2 enemone clownfish swimmingVisit the seahorse exhibit in our Waters of the World galleries and, in addition to our super dads, you might see our clownfish pair tending a clutch of eggs (deep reddish orange if they’re new or silver-brown if they’re ready to hatch) behind the small live coral they live in, just a little left of center in the habitat. The male thoroughly cleans a spot for the nest site, which could also be under a protective anemone, then presents it to the dominant female for her approval. If she likes it, she will breed, releasing hundreds of eggs. The male swims behind, fertilizing them. Mom (the larger of the pair) is primarily responsible for guarding the nest while Dad fans the eggs with water to keep them oxygenated and fungus free. They’ll also rub the coral (or anemone), which stimulates it to fully open, to help protect the clutch. No "eggs Nemo" for hungry predators while those stinging tentacles are waving around! Incubation takes eight to 10 days in our 78 degree salt water.

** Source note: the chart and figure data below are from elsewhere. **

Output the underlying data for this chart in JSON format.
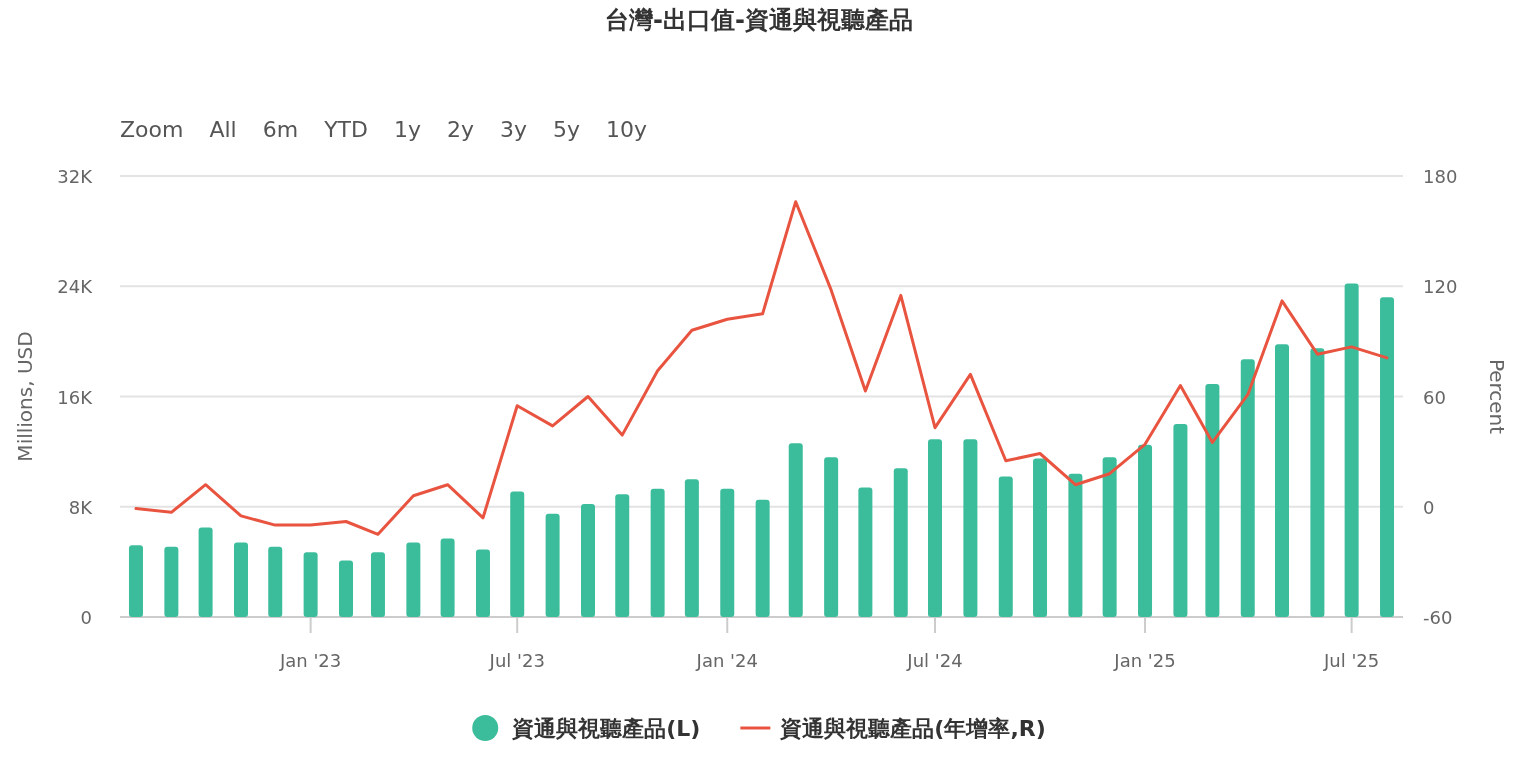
{
  "chart_data": {
    "type": "bar",
    "title": "台灣-出口值-資通與視聽產品",
    "annotations": [
      "Zoom",
      "All",
      "6m",
      "YTD",
      "1y",
      "2y",
      "3y",
      "5y",
      "10y"
    ],
    "x": [
      "2022-08",
      "2022-09",
      "2022-10",
      "2022-11",
      "2022-12",
      "2023-01",
      "2023-02",
      "2023-03",
      "2023-04",
      "2023-05",
      "2023-06",
      "2023-07",
      "2023-08",
      "2023-09",
      "2023-10",
      "2023-11",
      "2023-12",
      "2024-01",
      "2024-02",
      "2024-03",
      "2024-04",
      "2024-05",
      "2024-06",
      "2024-07",
      "2024-08",
      "2024-09",
      "2024-10",
      "2024-11",
      "2024-12",
      "2025-01",
      "2025-02",
      "2025-03",
      "2025-04",
      "2025-05",
      "2025-06",
      "2025-07",
      "2025-08"
    ],
    "xlim": [
      "2022-07-18",
      "2025-08-15"
    ],
    "xticks": [
      {
        "value": "2023-01",
        "label": "Jan '23"
      },
      {
        "value": "2023-07",
        "label": "Jul '23"
      },
      {
        "value": "2024-01",
        "label": "Jan '24"
      },
      {
        "value": "2024-07",
        "label": "Jul '24"
      },
      {
        "value": "2025-01",
        "label": "Jan '25"
      },
      {
        "value": "2025-07",
        "label": "Jul '25"
      }
    ],
    "ylabel": "Millions, USD",
    "y2label": "Percent",
    "ylim": [
      0,
      32000
    ],
    "yticks": [
      0,
      {
        "value": 8000,
        "label": "8K"
      },
      {
        "value": 16000,
        "label": "16K"
      },
      {
        "value": 24000,
        "label": "24K"
      },
      {
        "value": 32000,
        "label": "32K"
      }
    ],
    "y2lim": [
      -60,
      180
    ],
    "y2ticks": [
      -60,
      0,
      60,
      120,
      180
    ],
    "grid": "y",
    "legend": "bottom",
    "series": [
      {
        "name": "資通與視聽產品(L)",
        "color": "#3bbd9c",
        "values": [
          5200,
          5100,
          6500,
          5400,
          5100,
          4700,
          4100,
          4700,
          5400,
          5700,
          4900,
          9100,
          7500,
          8200,
          8900,
          9300,
          10000,
          9300,
          8500,
          12600,
          11600,
          9400,
          10800,
          12900,
          12900,
          10200,
          11500,
          10400,
          11600,
          12500,
          14000,
          16900,
          18700,
          19800,
          19500,
          24200,
          23200
        ]
      },
      {
        "name": "資通與視聽產品(年增率,R)",
        "type": "line",
        "axis": "y2",
        "color": "#e8543f",
        "values": [
          -1,
          -3,
          12,
          -5,
          -10,
          -10,
          -8,
          -15,
          6,
          12,
          -6,
          55,
          44,
          60,
          39,
          74,
          96,
          102,
          105,
          166,
          118,
          63,
          115,
          43,
          72,
          25,
          29,
          12,
          18,
          34,
          66,
          35,
          61,
          112,
          83,
          87,
          81
        ]
      }
    ]
  }
}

But here’s the really interesting thing about anemone clownfish. They are protandrous hermaphrodites. And you know what that means: A fish can start life as a male but change into a female if population dynamics dictate. Those eggs are going to hatch into little anemone clownfish that have both male and female sex organs. An anemone itself is usually home to a group of clownfish. The largest fish in the group is a female, the next largest is a male, and the rest are gender neutral because they haven’t fully developed either set of sex organs. If the big female strays too far from the protection of her anemone apartment complex and is eaten, or otherwise comes to an abrupt end, the male will change into a female and the largest of the androgynous fish will develop into a male. So an anemone clownfish might be eligible to celebrate Father’s Day this year and Mother’s Day next year.

Don’t forget Father’s Day, Sunday, June 20.